Eesti Energia uses a technology that links devices that are digitally connected to it into one large virtual power plant, which monitors activity in the electricity market and on the network in real time. The virtual power plant controls the devices linked to it according to conditions set by the owner of the device in a way that it generates maximum revenue for the customer and enables optimal functioning of the power grid. 


Margus Vals, member of the management board of Eesti Energia, said that the virtual power plant will have a central role in future power systems as it allows to make the best use of the flexibility in commercially and privately owned devices, thereby reducing the need to invest in back-up power stations, which would increase consumers' power tariffs.


"Industrial companies already own powerful devices, which can be made to work in a smarter way in addition to their main function.
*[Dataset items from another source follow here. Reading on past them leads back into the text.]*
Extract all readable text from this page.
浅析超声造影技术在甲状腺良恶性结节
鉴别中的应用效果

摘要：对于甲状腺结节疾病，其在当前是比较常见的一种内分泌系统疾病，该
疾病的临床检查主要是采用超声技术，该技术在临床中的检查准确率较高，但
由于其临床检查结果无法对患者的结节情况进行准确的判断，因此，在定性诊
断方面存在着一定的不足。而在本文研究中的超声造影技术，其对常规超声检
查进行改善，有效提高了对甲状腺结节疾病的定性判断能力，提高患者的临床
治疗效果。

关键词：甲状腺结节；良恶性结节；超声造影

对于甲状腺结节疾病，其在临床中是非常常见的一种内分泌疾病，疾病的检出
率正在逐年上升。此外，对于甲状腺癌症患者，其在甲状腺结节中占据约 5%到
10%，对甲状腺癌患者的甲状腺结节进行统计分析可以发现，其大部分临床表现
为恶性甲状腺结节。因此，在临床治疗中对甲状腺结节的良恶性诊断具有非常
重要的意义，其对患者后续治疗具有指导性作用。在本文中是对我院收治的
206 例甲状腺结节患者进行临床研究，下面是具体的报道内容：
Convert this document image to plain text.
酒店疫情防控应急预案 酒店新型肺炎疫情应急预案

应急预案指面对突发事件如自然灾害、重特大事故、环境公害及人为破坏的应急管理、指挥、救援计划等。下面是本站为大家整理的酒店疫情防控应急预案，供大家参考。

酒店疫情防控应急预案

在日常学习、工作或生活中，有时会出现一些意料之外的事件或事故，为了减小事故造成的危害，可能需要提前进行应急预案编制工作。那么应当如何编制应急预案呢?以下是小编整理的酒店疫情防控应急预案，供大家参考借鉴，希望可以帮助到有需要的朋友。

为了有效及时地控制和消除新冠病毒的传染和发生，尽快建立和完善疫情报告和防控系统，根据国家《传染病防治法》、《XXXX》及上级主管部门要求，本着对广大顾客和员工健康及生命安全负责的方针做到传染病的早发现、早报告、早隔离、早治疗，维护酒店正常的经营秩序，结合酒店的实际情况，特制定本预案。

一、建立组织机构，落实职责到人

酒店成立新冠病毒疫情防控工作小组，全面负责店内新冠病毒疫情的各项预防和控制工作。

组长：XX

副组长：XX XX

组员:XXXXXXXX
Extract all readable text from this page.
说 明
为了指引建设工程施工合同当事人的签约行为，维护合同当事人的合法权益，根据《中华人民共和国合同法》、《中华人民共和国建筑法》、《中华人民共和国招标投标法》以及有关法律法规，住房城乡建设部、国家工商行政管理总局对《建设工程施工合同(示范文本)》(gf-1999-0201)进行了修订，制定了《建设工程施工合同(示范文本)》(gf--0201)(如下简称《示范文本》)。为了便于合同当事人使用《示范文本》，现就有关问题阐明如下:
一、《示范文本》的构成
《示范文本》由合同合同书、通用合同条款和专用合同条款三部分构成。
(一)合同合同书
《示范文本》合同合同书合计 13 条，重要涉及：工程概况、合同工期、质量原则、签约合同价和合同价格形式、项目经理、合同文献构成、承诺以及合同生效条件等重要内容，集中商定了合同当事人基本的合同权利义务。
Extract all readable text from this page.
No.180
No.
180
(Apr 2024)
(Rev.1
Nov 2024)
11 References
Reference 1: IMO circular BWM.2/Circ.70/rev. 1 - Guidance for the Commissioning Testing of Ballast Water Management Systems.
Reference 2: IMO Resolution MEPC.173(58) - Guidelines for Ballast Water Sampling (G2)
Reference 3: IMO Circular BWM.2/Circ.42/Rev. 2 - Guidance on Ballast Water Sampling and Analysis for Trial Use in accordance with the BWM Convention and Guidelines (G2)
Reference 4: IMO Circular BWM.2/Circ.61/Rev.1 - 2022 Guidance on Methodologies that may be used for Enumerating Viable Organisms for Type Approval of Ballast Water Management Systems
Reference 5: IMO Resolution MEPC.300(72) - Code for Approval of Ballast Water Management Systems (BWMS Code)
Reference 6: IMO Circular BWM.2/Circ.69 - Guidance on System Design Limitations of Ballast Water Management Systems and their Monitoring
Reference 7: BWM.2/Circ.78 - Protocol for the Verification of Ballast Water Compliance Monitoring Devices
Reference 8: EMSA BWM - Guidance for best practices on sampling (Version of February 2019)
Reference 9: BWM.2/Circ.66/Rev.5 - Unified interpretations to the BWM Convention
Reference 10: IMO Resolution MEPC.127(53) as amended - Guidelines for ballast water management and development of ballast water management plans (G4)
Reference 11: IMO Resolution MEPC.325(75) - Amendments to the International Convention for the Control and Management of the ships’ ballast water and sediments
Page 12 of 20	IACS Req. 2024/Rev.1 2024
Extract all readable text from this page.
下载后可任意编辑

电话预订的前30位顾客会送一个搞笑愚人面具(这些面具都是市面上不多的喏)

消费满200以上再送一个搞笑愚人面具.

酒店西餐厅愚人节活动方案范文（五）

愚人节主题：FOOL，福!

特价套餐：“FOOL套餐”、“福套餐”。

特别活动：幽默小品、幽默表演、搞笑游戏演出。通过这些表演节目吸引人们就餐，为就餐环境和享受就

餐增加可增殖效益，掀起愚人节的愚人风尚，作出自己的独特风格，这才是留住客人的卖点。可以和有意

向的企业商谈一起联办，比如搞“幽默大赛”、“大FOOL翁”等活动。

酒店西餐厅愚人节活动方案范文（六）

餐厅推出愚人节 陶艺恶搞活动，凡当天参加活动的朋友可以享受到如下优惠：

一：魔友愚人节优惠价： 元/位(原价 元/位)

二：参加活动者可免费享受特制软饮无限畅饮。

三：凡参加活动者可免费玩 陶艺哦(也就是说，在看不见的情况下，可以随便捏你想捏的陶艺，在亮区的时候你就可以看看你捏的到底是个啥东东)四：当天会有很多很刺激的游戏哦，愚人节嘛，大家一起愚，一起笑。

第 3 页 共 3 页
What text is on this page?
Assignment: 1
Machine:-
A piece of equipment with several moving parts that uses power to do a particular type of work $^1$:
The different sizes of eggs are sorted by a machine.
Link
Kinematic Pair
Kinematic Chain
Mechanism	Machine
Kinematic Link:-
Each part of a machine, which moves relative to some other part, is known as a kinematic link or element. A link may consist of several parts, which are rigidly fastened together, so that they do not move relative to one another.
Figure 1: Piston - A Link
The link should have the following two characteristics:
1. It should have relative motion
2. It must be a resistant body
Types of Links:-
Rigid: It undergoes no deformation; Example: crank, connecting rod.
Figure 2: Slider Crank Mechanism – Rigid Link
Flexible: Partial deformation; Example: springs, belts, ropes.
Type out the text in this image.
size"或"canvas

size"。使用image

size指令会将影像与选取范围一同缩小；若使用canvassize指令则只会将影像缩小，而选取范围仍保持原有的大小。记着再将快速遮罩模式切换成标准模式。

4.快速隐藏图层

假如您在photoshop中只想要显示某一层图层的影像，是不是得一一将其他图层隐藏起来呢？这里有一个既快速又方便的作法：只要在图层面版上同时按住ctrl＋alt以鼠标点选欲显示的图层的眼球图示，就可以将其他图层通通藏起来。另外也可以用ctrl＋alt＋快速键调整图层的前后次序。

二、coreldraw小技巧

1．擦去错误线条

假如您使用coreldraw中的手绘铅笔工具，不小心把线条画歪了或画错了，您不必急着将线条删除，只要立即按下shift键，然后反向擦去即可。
There is much potential in the heating and ventilation devices of commercial and office buildings, but also in household consumers' electric cars and heat pumps. We don't need to build large back-up facilities just in case; instead we need to be smarter in how we use our existing devices," Vals said.


Eesti Energia has launched pilot projects for its virtual power plant and flexibility services and is also preparing the service for commercial and office buildings and household consumers. In addition to Estonia, the solution will also be geared at the company's other home markets.


"Considering that power costs often account for a significant share of total expenditure, the flexibility service can be regarded as an additional source of revenue. All data exchange between the device and the virtual power plant is 100 percent secure," Vals noted.


The flexibility service is best suited for industries that use energy-intensive devices, such as cellulose, paper and cement industries, refrigeration, logistics centers, timber industry, water companies, metallurgy, chemical and plastics industries, and cogeneration plants.